Я ненавидел своих «соучеников» (однокашников? коллег?). Ненавидел до звона в ушах, до пелены перед глазами, до спазмов в горле и крошащихся от постоянного стискивания зубов. Не знаю, надолго ли хватило бы моего упрямства, если бы не «зверское избиение членов преподавательского состава», по выражению доблестной администрации. «Хорошо еще, надругательство не приписали», – цинично подумал я, в последний раз направляясь к выходу. И осекся мысленно: пусть не теми словами, не в той ситуации, но – омерзительный половой юморок все-таки прилип ко мне. С каким же наслаждением я хрястнул тяжеленной дверью о трухлявый косяк и вышел за территорию училища! Свобода!

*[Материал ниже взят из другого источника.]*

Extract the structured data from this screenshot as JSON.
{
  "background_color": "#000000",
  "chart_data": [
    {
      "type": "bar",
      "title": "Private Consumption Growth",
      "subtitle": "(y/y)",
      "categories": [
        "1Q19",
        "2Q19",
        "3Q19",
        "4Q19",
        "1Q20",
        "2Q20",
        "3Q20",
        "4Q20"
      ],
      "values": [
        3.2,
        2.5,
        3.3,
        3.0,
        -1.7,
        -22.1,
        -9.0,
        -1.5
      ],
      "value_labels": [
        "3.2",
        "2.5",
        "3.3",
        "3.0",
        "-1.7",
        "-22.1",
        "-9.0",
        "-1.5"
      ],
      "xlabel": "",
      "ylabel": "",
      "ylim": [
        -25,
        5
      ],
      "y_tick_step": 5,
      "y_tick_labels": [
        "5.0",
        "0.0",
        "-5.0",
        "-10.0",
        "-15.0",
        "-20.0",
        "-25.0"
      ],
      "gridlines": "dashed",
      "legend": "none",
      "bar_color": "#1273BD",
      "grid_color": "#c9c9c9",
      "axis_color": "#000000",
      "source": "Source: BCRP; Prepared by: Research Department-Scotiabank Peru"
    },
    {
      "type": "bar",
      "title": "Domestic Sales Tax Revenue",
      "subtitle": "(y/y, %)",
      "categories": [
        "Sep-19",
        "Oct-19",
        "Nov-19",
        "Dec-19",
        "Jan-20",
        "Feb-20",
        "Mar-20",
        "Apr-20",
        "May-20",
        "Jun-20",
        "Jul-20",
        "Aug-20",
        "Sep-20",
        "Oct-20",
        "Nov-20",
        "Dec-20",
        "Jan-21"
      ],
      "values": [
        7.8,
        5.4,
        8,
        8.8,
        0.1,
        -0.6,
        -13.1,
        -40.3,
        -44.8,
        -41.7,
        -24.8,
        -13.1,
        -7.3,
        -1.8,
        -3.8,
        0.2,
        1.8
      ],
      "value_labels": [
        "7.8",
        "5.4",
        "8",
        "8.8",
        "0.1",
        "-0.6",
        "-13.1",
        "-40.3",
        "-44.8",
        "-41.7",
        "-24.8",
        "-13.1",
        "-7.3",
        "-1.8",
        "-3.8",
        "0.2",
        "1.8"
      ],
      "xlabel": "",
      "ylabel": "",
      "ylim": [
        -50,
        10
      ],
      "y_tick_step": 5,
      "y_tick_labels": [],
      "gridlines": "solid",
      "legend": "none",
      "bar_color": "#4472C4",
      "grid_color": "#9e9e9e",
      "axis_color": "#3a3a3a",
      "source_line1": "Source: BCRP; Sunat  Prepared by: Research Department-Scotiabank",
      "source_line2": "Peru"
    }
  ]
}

Дома были тихие слезы матери и ее же уверения в предопределенности моего будущего: я буду дворником, мусорщиком, ассенизатором и бомжем, а самое страшное, что скоро непременно стану солдатом, и уж тогда мне отобьют все внутренние органы, переломают кости и отравят. Я бодро просил маму успокоиться и дать мне денег в долг. Последнее ее заинтересовало, и, прервав причитания, она подозрительно осведомилась, зачем это мне деньги, на что я изложил матери план, тщательно продуманный по дороге домой. В Российскую армию мне тоже не слишком хотелось. Поохав, она согласилась, и я, вооружившись большей частью маминых сбережений и отцовской записной книжкой, уселся у телефонного аппарата. Через полтора часа выяснилось, что имеющихся в моем распоряжении денег на справку о хронической болезни никак не хватит, и максимум, на что я могу рассчитывать, это год отсрочки. Как ни странно, мысль об Израиле возникла у меня только после того, как я положил трубку и задумался об отпущенном мне годе. Нет, до этого мы, конечно, говорили с мамой о возможности репатриации, но это было, когда я еще учился в школе, а отец был жив. Он даже слышать не хотел ни о каком отъезде, из-за этого между родителями было несколько ссор, причем мама напирала на мое будущее и отсутствие перспектив в России, а отец защищался тем, что с такой светлой головой, как у меня, я пробьюсь где угодно. Скорее всего, папа, русский по национальности (еврей я по маме), понимал, что в Израиль нужно ехать только мне, по одной из многочисленных программ еврейского агентства «Сохнут», отправляющего блудных детей Израилевых на историческую родину, но, зная, что мать воспротивится этому со страшной силой, откладывал такой разговор на потом.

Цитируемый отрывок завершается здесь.